Shaking her head, she put her palms up. “No, Greg. Don’t. Please don’t.”

He held her gaze for a moment and then he closed his eyes.

“Noooo!”

He pulled the trigger. Blood shot out, splattering everywhere. Erin knocked into the doorframe behind her. Greg crashed to the floor next to his wife. His blood mixed with hers. A fine red mist covered Erin from head to toe. She gasped for air—her head reeling—and almost dropped to her hands and knees.

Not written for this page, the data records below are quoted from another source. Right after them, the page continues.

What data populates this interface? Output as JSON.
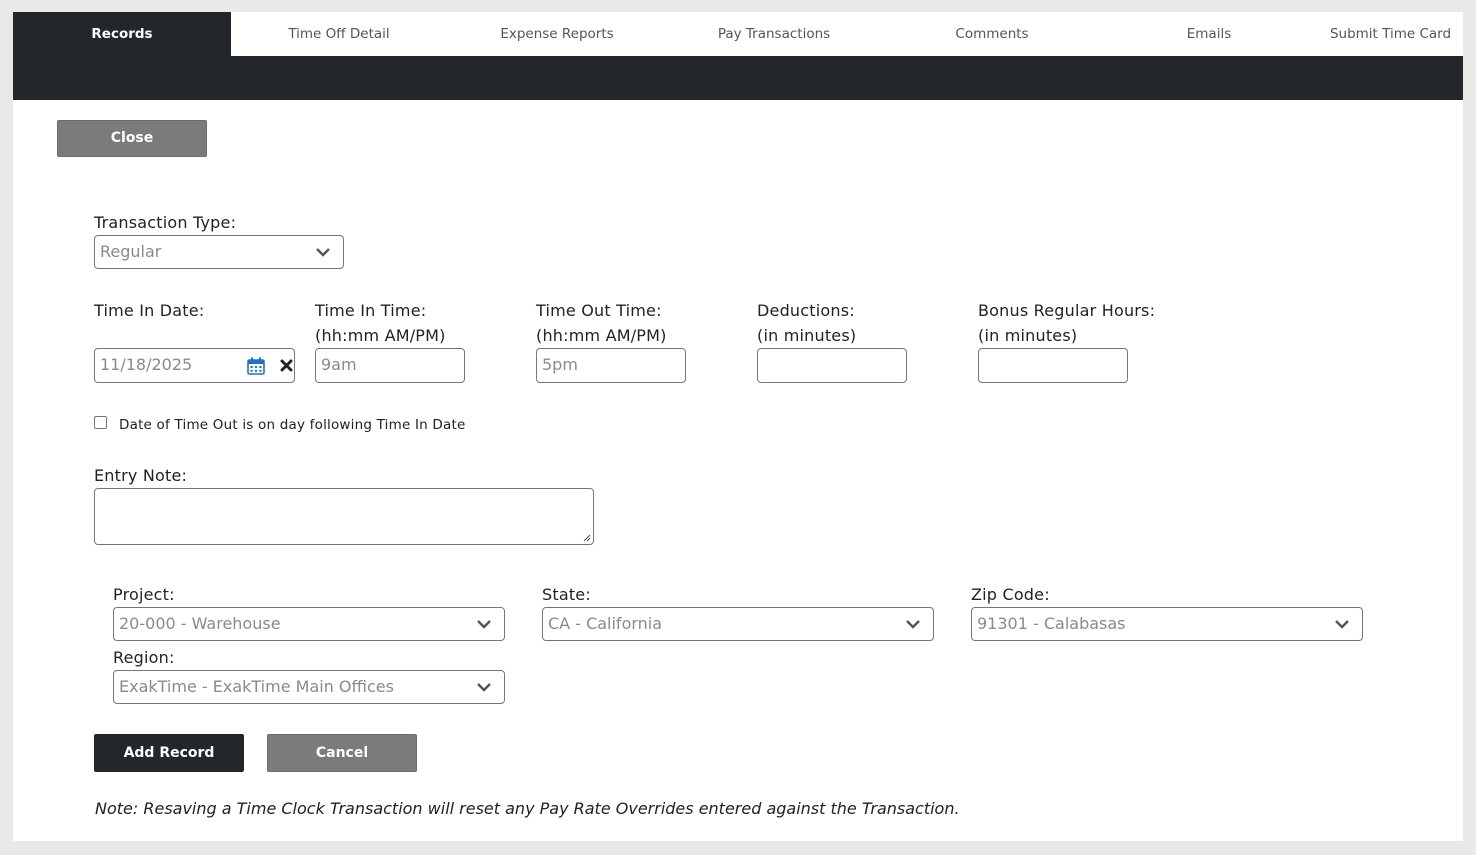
{
  "tabs": [
    {
      "label": "Records",
      "active": true
    },
    {
      "label": "Time Off Detail"
    },
    {
      "label": "Expense Reports"
    },
    {
      "label": "Pay Transactions"
    },
    {
      "label": "Comments"
    },
    {
      "label": "Emails"
    },
    {
      "label": "Submit Time Card"
    }
  ],
  "close_label": "Close",
  "form": {
    "transaction_type_label": "Transaction Type:",
    "transaction_type_value": "Regular",
    "time_in_date_label": "Time In Date:",
    "time_in_date_value": "11/18/2025",
    "time_in_time_label": "Time In Time:",
    "time_in_time_hint": "(hh:mm AM/PM)",
    "time_in_time_value": "9am",
    "time_out_time_label": "Time Out Time:",
    "time_out_time_hint": "(hh:mm AM/PM)",
    "time_out_time_value": "5pm",
    "deductions_label": "Deductions:",
    "deductions_hint": "(in minutes)",
    "deductions_value": "",
    "bonus_label": "Bonus Regular Hours:",
    "bonus_hint": "(in minutes)",
    "bonus_value": "",
    "next_day_checkbox_label": "Date of Time Out is on day following Time In Date",
    "next_day_checked": false,
    "entry_note_label": "Entry Note:",
    "entry_note_value": "",
    "project_label": "Project:",
    "project_value": "20-000 - Warehouse",
    "state_label": "State:",
    "state_value": "CA - California",
    "zip_label": "Zip Code:",
    "zip_value": "91301 - Calabasas",
    "region_label": "Region:",
    "region_value": "ExakTime - ExakTime Main Offices"
  },
  "actions": {
    "add_label": "Add Record",
    "cancel_label": "Cancel"
  },
  "note_text": "Note: Resaving a Time Clock Transaction will reset any Pay Rate Overrides entered against the Transaction.",
  "icons": {
    "calendar": "calendar-icon",
    "clear": "clear-date-icon",
    "chevron": "chevron-down-icon"
  },
  "colors": {
    "dark": "#23272b",
    "gray_button": "#7b7b7b",
    "calendar_blue": "#1a73c9"
  }
}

Righting herself, she scampered backwards. Into the living room with its grayed walls and orphaned furniture. To the porch with its pumpkins that no one would carve. Over the walk to the rotting gate. And out onto the deserted sidewalk.

Lightning flashed overhead. Rain pelted as if a thousand accusing fingers poked at her, each one blaming. She lurched into the street and turned to look at the house. It glared back with its black-windowed eyes and fat, picketed mouth. It, too, condemned her. She should have seen this. Why hadn’t she seen this? Her chest heaved, her skin prickling in the cold damp air. In the distance, a siren wailed over the pounding of the rain.

The house blurred and she swiped at her eyes. Pink tinged water mixed with the black of mascara on her hands. The shaking started with a jolt. She wrapped her arms around herself to control it. Greg. Bile bubbled at the back of her throat until she bent over and let it all out, heaving into the cracks in the pavement.

She wiped her mouth with her sleeve, stumbled over to the curb, and dropped onto the wet cement. The trembling wouldn’t stop. Why didn’t I see this? She slammed her fists on her thighs. Damn it! Why had the vision been so wrong? What could she have done differently?

The sheriff’s patrol car slammed to a halt in front of 321 Amiable Lane. She watched him climb out and look around. A second patrol car screeched to a stop at the curb, then another and another. San Rey’s entire police force had shown up. This was big news. There hadn’t been a murder in this town since 1943 when one brother had accidentally run over his twin, knocking him into a ditch where he’d hit his head and died.